Invece, Jinte Deprez e Marteen Devoldeere, leader carismatici dei Balthazar, sono riusciti nell’impresa di superare se stessi, regalandoci un album capace di sorpassare in qualità il già notevole predecessore. E ciò, nonostante i tempi bui che stiamo vivendo, mesi in cui impera il dictat della distanza e in cui non è possibile testare del vivo l’impatto delle nuove composizioni. Sand è, quindi, figlio di queste nuove logiche, che hanno, si, modificato pesantemente le dinamiche proprie del metodo di concepire e proporre musica, ma che, in modo obliquo, sono riuscite a tirare fuori le migliori risorse da chi ha comunque cercato di uscire dal doloroso empasse.

Nasce, così, una scaletta di undici canzoni costruita a distanza, figlia di un songwriting piegato, obtorto collo, alle nuove ristrettezze sociali e quindi sviluppato attraverso il confronto via skype, l’utilizzo della tecnologia e il ricorso a sample di batteria e synth bass. Elementi decisamente nuovi, che hanno modificato la confezione, senza tuttavia aver in alcun modo intaccato la sostanza di un suono e di un’ispirazione, oggi, più vivi che mai.

I Balthazar si confermano, così, una band dalla cifra stilistica unica, capaci di un’eleganza formale, in cui convivono raffinata estetica dandy e un vagamente nostalgico passatismo verso gli anni ’80, creatori di un immaginario pop, che sfugge all’ovvietà dell’espressione monocorde, e si sviluppa, invece attraverso una trama melange di suoni e di intuizioni che si nutrono di groove funky, atmosfere da jazz club, beat da dancefloor e languori da ballata soul.

Datemi una linea di basso e intorno ci costruirò un mondo. Sembra questa l’idea che sta alla base di undici canzoni solo all’apparenza lineari e dirette, ma che si arricchiscono, nel loro sviluppo, attraverso un gioco di luci e di ombre, di vuoti e di pieni, di arrangiamenti che aggiungono e tolgono, creando intarsi di rilucente bellezza, anche attraverso l’inaspettata sottigliezza di un suono.

La ritmica secca e tribale che attraversa Moment, l’opener del disco, si veste, ad ogni carezzevole ritornello, di nuovi colori: un giro di chitarra, una punteggiatura di fiati, un accattivante coretto, il liquido dipanarsi di un synth. E’ questa la filosofia dei Balthazar, creare canzoni che stordiscono per perfezione melodica, che conquistano al dancefloor con irresistibili groove funky, che stupiscono nell’alternarsi dei timbri vocali, il baritono e il falsetto, perfettamente bilanciati, fra strofe e ritornelli.

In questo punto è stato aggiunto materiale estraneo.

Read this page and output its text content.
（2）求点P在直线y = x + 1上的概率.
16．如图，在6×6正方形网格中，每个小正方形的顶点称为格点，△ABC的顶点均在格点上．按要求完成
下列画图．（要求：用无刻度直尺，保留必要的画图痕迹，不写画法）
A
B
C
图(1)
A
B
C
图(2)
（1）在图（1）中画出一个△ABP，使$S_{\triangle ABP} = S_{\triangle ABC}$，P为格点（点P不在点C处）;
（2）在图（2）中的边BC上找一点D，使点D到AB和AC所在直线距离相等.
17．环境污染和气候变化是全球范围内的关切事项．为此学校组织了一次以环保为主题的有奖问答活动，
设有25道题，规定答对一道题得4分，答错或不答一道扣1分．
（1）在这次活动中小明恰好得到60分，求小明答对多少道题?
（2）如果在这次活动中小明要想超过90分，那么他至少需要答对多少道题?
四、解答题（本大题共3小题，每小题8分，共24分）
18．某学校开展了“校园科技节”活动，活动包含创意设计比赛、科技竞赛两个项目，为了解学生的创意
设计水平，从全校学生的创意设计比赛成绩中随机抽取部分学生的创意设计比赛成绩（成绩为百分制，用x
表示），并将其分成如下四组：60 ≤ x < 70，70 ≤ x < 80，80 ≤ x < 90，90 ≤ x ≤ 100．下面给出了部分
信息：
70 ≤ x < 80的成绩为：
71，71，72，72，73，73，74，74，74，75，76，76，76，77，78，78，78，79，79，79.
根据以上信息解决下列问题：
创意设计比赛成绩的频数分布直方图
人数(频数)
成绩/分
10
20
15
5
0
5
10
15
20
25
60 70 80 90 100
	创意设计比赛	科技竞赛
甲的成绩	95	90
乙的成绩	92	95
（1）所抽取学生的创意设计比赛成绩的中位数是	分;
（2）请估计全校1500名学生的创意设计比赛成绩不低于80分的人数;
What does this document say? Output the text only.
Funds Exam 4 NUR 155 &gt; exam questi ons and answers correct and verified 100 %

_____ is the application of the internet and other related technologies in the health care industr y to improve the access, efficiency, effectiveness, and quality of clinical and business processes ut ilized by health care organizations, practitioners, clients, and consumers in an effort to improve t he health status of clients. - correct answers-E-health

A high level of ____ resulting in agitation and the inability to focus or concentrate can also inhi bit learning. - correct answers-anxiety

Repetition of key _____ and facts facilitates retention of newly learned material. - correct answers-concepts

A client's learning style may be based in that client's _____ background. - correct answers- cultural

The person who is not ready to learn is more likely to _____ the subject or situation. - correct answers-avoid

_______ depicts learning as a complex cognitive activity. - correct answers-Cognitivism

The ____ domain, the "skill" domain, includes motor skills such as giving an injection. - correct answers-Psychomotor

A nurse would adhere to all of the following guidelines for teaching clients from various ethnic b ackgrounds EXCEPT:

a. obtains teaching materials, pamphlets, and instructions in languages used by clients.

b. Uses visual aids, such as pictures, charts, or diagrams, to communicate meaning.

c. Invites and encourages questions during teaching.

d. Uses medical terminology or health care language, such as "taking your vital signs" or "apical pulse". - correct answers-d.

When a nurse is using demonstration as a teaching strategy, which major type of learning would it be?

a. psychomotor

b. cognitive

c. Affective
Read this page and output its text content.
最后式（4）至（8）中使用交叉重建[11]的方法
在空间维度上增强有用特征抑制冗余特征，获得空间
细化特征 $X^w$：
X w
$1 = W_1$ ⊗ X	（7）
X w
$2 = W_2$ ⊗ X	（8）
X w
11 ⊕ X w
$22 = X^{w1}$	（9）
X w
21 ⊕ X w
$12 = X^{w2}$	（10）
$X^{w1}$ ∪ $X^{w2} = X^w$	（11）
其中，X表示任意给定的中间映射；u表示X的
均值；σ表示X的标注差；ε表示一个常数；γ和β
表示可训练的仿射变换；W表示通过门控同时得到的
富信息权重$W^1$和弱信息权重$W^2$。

Il funky da posa dandy di Losers (con omaggio a Paolo Conte, citato nel testo), l’immaginario notturno evocato dalle suggestioni contemplative della splendida On A Roll, il carezzevole dipanarsi eighties di You Won’t Come Around, lentone guancia guancia dagli struggimenti romantici, le morbide volute dance di Linger On, il beat ipnotico di Passing Through, la cui coltre ipnagogica viene dipanata da uno straniante arrangiamento d’archi o lo stiloso pianoforte jazzy che accompagna il finale di Powerless, sono solo alcune delle gemme di un disco, che si potrebbe ballare dall’inizio alla fine, se non fosse per quelle continue intuizioni e colpi di genio capaci di rapire l’ascoltatore in una stupefatta estasi contemplativa.

Con gli occhi ben aperti sul nostro amaro presente (lo sguardo pessimista e irrequieto delle liriche) e la capacità di adattarsi alle nuove dinamiche sociali, i Balthazar, pur rimanendo fedeli alla propria cifra stilistica, sono riusciti nell’intento di aggiungere un ulteriore tassello al loro puzzle musicale, e di concludere, con un capolavoro, la prima parte di carriera, iniziata dieci anni fa con il malinconico Applause.

Difficile trovare oggi qualcuno che riesca a maneggiare la stessa materia con altrettanta maestria, tanto che, per parafrasare Lester Bangs a proposito dei Clash, verrebbe da dire che i Balthazar sono, sic et simpliciter, una della poche pop band che conti veramente qualcosa.